Die Dekarbonisierung des Wirtschaftens erfordert einen umfassenden Strukturwandel – darüber herrscht mittlerweile weitgehend Einigkeit. Doch während die einen ausschließlich auf technologische Innovationen setzen, fordern andere eine Abkehr vom Wirtschaftswachstum. Zu ihnen zählt der Sozialwissenschaftler Frank Adler, der die Diskussionsstränge von den unterschiedlichen Zugängen zur Wachstumskritik über die frühen Postwachstumsansätze bis hin zu den aktuellen Diskursen dazu nachzeichnet – konservative Wachstumskritik kommt dabei ebenso zur Sprache wie kapitalismuskritische Ansätze, aber auch linke Kritik an Postwachstum.
Adler vertritt einen systemkritischen Ansatz. Fünf Eigenschaften einer Postwachstumswende benennt er dazu: 1) Reformen sollen „im Rahmen der gegebenen sozioökonomischen Ordnung durchsetzbar sein“, es gehe aber auch um die „Enttabuisierung der Eigentumsfrage“ im Bereich der Grundgüter. 2) Veränderungen müssen strukturell und kulturell vorangebracht werden. 3) Der Wandel soll zu einer lebensweltlichen Verbesserung „großer, repräsentativer Gruppen und Milieus der Bevölkerung beitragen“ (S. 484). 4) Die Anknüpfung an praktischen Neuansätzen, also gelebten „Realutopien“, könne den Wandel anschaulich machen. 5) Reformbündel müssten „unterschiedliche Geschwindigkeiten“ der zu regulierenden Prozesse berücksichtigen (S. 485).
Der Autor setzt an der geänderten Bewusstseinslage vieler Menschen an und zitiert hierfür mehrere Studien.
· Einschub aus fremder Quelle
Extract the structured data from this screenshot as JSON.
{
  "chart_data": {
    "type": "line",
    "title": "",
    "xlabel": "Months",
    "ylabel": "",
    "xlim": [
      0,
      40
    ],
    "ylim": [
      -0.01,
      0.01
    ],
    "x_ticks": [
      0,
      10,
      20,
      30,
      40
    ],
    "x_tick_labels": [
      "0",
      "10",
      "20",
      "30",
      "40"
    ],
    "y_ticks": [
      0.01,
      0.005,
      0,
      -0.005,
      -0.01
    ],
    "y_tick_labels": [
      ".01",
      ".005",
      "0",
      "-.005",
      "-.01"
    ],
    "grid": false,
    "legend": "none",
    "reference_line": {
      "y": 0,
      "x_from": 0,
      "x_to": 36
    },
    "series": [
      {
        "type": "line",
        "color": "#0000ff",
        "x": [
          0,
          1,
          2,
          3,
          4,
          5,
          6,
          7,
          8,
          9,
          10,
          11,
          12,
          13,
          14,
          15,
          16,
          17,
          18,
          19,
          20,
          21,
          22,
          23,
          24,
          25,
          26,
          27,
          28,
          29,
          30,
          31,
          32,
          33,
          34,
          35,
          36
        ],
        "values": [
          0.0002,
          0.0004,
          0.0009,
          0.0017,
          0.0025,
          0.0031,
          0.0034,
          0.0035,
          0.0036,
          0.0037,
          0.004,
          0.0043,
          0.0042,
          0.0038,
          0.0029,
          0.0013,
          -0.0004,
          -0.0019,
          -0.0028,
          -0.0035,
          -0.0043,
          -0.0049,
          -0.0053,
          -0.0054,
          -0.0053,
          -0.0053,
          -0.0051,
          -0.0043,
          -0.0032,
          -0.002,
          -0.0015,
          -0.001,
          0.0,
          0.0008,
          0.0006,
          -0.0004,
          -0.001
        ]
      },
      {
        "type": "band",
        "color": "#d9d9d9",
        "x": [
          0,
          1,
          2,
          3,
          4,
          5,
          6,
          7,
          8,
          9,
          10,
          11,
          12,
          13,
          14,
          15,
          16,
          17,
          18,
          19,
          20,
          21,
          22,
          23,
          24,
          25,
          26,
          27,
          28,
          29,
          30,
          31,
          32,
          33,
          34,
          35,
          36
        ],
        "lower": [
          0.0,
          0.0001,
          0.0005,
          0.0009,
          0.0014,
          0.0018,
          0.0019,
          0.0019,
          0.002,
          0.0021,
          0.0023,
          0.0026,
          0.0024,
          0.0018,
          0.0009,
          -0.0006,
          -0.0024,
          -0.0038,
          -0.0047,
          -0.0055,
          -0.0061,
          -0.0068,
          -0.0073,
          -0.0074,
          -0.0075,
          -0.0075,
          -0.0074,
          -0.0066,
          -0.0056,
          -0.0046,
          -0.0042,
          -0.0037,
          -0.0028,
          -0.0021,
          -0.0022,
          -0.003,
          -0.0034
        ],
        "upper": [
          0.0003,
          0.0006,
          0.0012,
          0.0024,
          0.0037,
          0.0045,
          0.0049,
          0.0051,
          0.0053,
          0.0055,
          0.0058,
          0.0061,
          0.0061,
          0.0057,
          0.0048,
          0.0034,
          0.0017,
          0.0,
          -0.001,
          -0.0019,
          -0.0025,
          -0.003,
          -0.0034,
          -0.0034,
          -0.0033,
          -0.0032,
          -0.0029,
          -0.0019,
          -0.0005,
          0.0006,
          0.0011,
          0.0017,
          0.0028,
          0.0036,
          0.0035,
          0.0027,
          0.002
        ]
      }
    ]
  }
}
Bei einer Umfrage „Umweltbewusstsein in Deutschland“ (2017) hätten 55 Prozent voll und 91 Prozent überwiegend der Aussage „Wir müssen Wege finden, wie wir unabhängig von Wirtschaftswachstum gut leben können“ zugestimmt (S. 489). „Beträchtliche Minderheiten“ von einem Fünftel bis einem Viertel der Bevölkerung, bei den 14- bis 22-Jährigen ein „reichliches Drittel“, seien aufgeschlossen für eine sozialökologische Transformation. Diese Gruppen sollen als Erstes angesprochen und gewonnen werden (S 487). Auch Milieustudien des Umweltbundesamtes würden zeigen, dass es für Veränderung offene Gruppen gäbe. „Durchschnittliche Lohnabhängige“ und Gewerkschaften wiederum sollen durch eine Debatte über „gute Arbeit“ gewonnen werden (S. 494). Resümee: Der Band gibt einen guten Überblick über die Postwachstumsdebatte.